Вытирая глаза, Умм Ханафи сказала:
— Пойдёмте-ка в пекарню да приготовим что-нибудь замечательное!
Однако в полночь мать проснулась от звука плача, доносившегося из её комнаты, и побежала к ней, стараясь не разбудить спящего супруга, и обнаружила, что Аиша сидит в темноте и рыдает. Когда та ощутила вблизи себя присутствие матери, она вцепилась в неё и воскликнула:
— Если бы она оставила мне своё дитя, что носила в животе! У меня осталось бы напоминание о ней! В руках моих ничего нет, и мир этот пуст…
Мать обняла её и сказала:
— Я лучше остальных знаю о твоих бедах. Нет утешения для такой скорби. Если бы я могла принести себя в жертву за них! Но Аллах велик, и мудрость Его возвышенна. К чему скорбеть, бедная моя?!
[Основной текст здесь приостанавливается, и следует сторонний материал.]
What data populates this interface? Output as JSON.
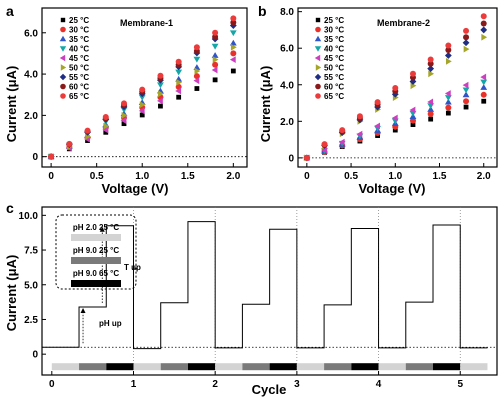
{
  "colors": {
    "25": "#000000",
    "30": "#e8312a",
    "35": "#2f55c8",
    "40": "#14a7a7",
    "45": "#cc3fbf",
    "50": "#a5a52a",
    "55": "#1f2d83",
    "60": "#8a1a1a",
    "65": "#ec3b3b",
    "ph20_25": "#d3d3d3",
    "ph90_25": "#7a7a7a",
    "ph90_65": "#000000"
  },
  "chart_data": [
    {
      "type": "scatter",
      "panel": "a",
      "title": "Membrane-1",
      "xlabel": "Voltage (V)",
      "ylabel": "Current (μA)",
      "xlim": [
        -0.1,
        2.15
      ],
      "ylim": [
        -0.5,
        7.2
      ],
      "xticks": [
        0,
        0.5,
        1.0,
        1.5,
        2.0
      ],
      "xtick_labels": [
        "0",
        "0.5",
        "1.0",
        "1.5",
        "2.0"
      ],
      "yticks": [
        0,
        2,
        4,
        6
      ],
      "ytick_labels": [
        "0",
        "2.0",
        "4.0",
        "6.0"
      ],
      "x": [
        0,
        0.2,
        0.4,
        0.6,
        0.8,
        1.0,
        1.2,
        1.4,
        1.6,
        1.8,
        2.0
      ],
      "series": [
        {
          "name": "25 °C",
          "marker": "square",
          "color_key": "25",
          "values": [
            0,
            0.38,
            0.78,
            1.18,
            1.6,
            2.02,
            2.45,
            2.88,
            3.3,
            3.72,
            4.15
          ]
        },
        {
          "name": "30 °C",
          "marker": "circle",
          "color_key": "30",
          "values": [
            0,
            0.45,
            0.92,
            1.4,
            1.88,
            2.38,
            2.88,
            3.38,
            3.9,
            4.45,
            5.0
          ]
        },
        {
          "name": "35 °C",
          "marker": "triangle-up",
          "color_key": "35",
          "values": [
            0,
            0.5,
            1.02,
            1.55,
            2.08,
            2.62,
            3.18,
            3.75,
            4.32,
            4.9,
            5.5
          ]
        },
        {
          "name": "40 °C",
          "marker": "triangle-down",
          "color_key": "40",
          "values": [
            0,
            0.55,
            1.12,
            1.7,
            2.28,
            2.88,
            3.48,
            4.1,
            4.72,
            5.35,
            6.0
          ]
        },
        {
          "name": "45 °C",
          "marker": "triangle-left",
          "color_key": "45",
          "values": [
            0,
            0.42,
            0.85,
            1.3,
            1.75,
            2.22,
            2.7,
            3.18,
            3.68,
            4.2,
            4.7
          ]
        },
        {
          "name": "50 °C",
          "marker": "triangle-right",
          "color_key": "50",
          "values": [
            0,
            0.48,
            0.98,
            1.48,
            2.0,
            2.52,
            3.05,
            3.6,
            4.15,
            4.7,
            5.3
          ]
        },
        {
          "name": "55 °C",
          "marker": "diamond",
          "color_key": "55",
          "values": [
            0,
            0.58,
            1.18,
            1.8,
            2.42,
            3.05,
            3.7,
            4.35,
            5.02,
            5.7,
            6.35
          ]
        },
        {
          "name": "60 °C",
          "marker": "circle",
          "color_key": "60",
          "values": [
            0,
            0.6,
            1.22,
            1.85,
            2.5,
            3.15,
            3.8,
            4.45,
            5.12,
            5.8,
            6.5
          ]
        },
        {
          "name": "65 °C",
          "marker": "circle",
          "color_key": "65",
          "values": [
            0,
            0.62,
            1.26,
            1.92,
            2.58,
            3.25,
            3.92,
            4.6,
            5.3,
            6.0,
            6.7
          ]
        }
      ]
    },
    {
      "type": "scatter",
      "panel": "b",
      "title": "Membrane-2",
      "xlabel": "Voltage (V)",
      "ylabel": "Current (μA)",
      "xlim": [
        -0.1,
        2.15
      ],
      "ylim": [
        -0.5,
        8.2
      ],
      "xticks": [
        0,
        0.5,
        1.0,
        1.5,
        2.0
      ],
      "xtick_labels": [
        "0",
        "0.5",
        "1.0",
        "1.5",
        "2.0"
      ],
      "yticks": [
        0,
        2,
        4,
        6,
        8
      ],
      "ytick_labels": [
        "0",
        "2.0",
        "4.0",
        "6.0",
        "8.0"
      ],
      "x": [
        0,
        0.2,
        0.4,
        0.6,
        0.8,
        1.0,
        1.2,
        1.4,
        1.6,
        1.8,
        2.0
      ],
      "series": [
        {
          "name": "25 °C",
          "marker": "square",
          "color_key": "25",
          "values": [
            0,
            0.3,
            0.62,
            0.92,
            1.22,
            1.52,
            1.82,
            2.12,
            2.45,
            2.78,
            3.1
          ]
        },
        {
          "name": "30 °C",
          "marker": "circle",
          "color_key": "30",
          "values": [
            0,
            0.33,
            0.68,
            1.02,
            1.36,
            1.7,
            2.04,
            2.4,
            2.75,
            3.1,
            3.45
          ]
        },
        {
          "name": "35 °C",
          "marker": "triangle-up",
          "color_key": "35",
          "values": [
            0,
            0.36,
            0.74,
            1.12,
            1.5,
            1.88,
            2.26,
            2.65,
            3.05,
            3.45,
            3.85
          ]
        },
        {
          "name": "40 °C",
          "marker": "triangle-down",
          "color_key": "40",
          "values": [
            0,
            0.4,
            0.8,
            1.2,
            1.62,
            2.02,
            2.44,
            2.86,
            3.3,
            3.72,
            4.15
          ]
        },
        {
          "name": "45 °C",
          "marker": "triangle-left",
          "color_key": "45",
          "values": [
            0,
            0.43,
            0.86,
            1.3,
            1.74,
            2.18,
            2.62,
            3.06,
            3.52,
            3.98,
            4.42
          ]
        },
        {
          "name": "50 °C",
          "marker": "triangle-right",
          "color_key": "50",
          "values": [
            0,
            0.65,
            1.32,
            2.0,
            2.65,
            3.3,
            3.95,
            4.6,
            5.28,
            5.95,
            6.6
          ]
        },
        {
          "name": "55 °C",
          "marker": "diamond",
          "color_key": "55",
          "values": [
            0,
            0.68,
            1.38,
            2.08,
            2.78,
            3.48,
            4.18,
            4.88,
            5.6,
            6.3,
            7.0
          ]
        },
        {
          "name": "60 °C",
          "marker": "circle",
          "color_key": "60",
          "values": [
            0,
            0.72,
            1.45,
            2.18,
            2.92,
            3.65,
            4.4,
            5.15,
            5.9,
            6.6,
            7.35
          ]
        },
        {
          "name": "65 °C",
          "marker": "circle",
          "color_key": "65",
          "values": [
            0,
            0.75,
            1.52,
            2.28,
            3.05,
            3.82,
            4.6,
            5.38,
            6.15,
            6.95,
            7.75
          ]
        }
      ]
    },
    {
      "type": "line",
      "panel": "c",
      "xlabel": "Cycle",
      "ylabel": "Current (μA)",
      "xlim": [
        -0.12,
        5.45
      ],
      "ylim": [
        -1.5,
        10.6
      ],
      "xticks": [
        0,
        1,
        2,
        3,
        4,
        5
      ],
      "xtick_labels": [
        "0",
        "1",
        "2",
        "3",
        "4",
        "5"
      ],
      "yticks": [
        0,
        2.5,
        5.0,
        7.5,
        10.0
      ],
      "ytick_labels": [
        "0",
        "2.5",
        "5.0",
        "7.5",
        "10.0"
      ],
      "baseline": 0.5,
      "cycle_steps": [
        {
          "ph20": 0.5,
          "ph90_25": 3.4,
          "ph90_65": 9.25
        },
        {
          "ph20": 0.4,
          "ph90_25": 3.7,
          "ph90_65": 9.55
        },
        {
          "ph20": 0.45,
          "ph90_25": 3.6,
          "ph90_65": 9.0
        },
        {
          "ph20": 0.45,
          "ph90_25": 3.55,
          "ph90_65": 9.05
        },
        {
          "ph20": 0.45,
          "ph90_25": 3.75,
          "ph90_65": 9.3
        }
      ],
      "final_level": 0.45,
      "legend": [
        {
          "label": "pH 2.0 25 °C",
          "color_key": "ph20_25"
        },
        {
          "label": "pH 9.0 25 °C",
          "color_key": "ph90_25"
        },
        {
          "label": "pH 9.0 65 °C",
          "color_key": "ph90_65"
        }
      ],
      "annotations": {
        "ph_up": "pH up",
        "t_up": "T up"
      }
    }
  ]
}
— Всякий раз, когда я засыпаю, я вижу во сне их или свою жизнь тогда…
— Скажи, что Господь наш един. Я сама долго испытывала то же, что и ты. Ты разве забыла о Фахми? Но от верующего, подвергшегося страданию, требуется терпение. Где твоя вера?
Аиша раздражённо воскликнула:
— Моя вера?..
— Да, вспомни свою веру и моли Господа Бога послать тебе милосердное облегчение оттуда, откуда ты даже не ждёшь…
— Милосердие?!.. Где оно, это милосердие, где?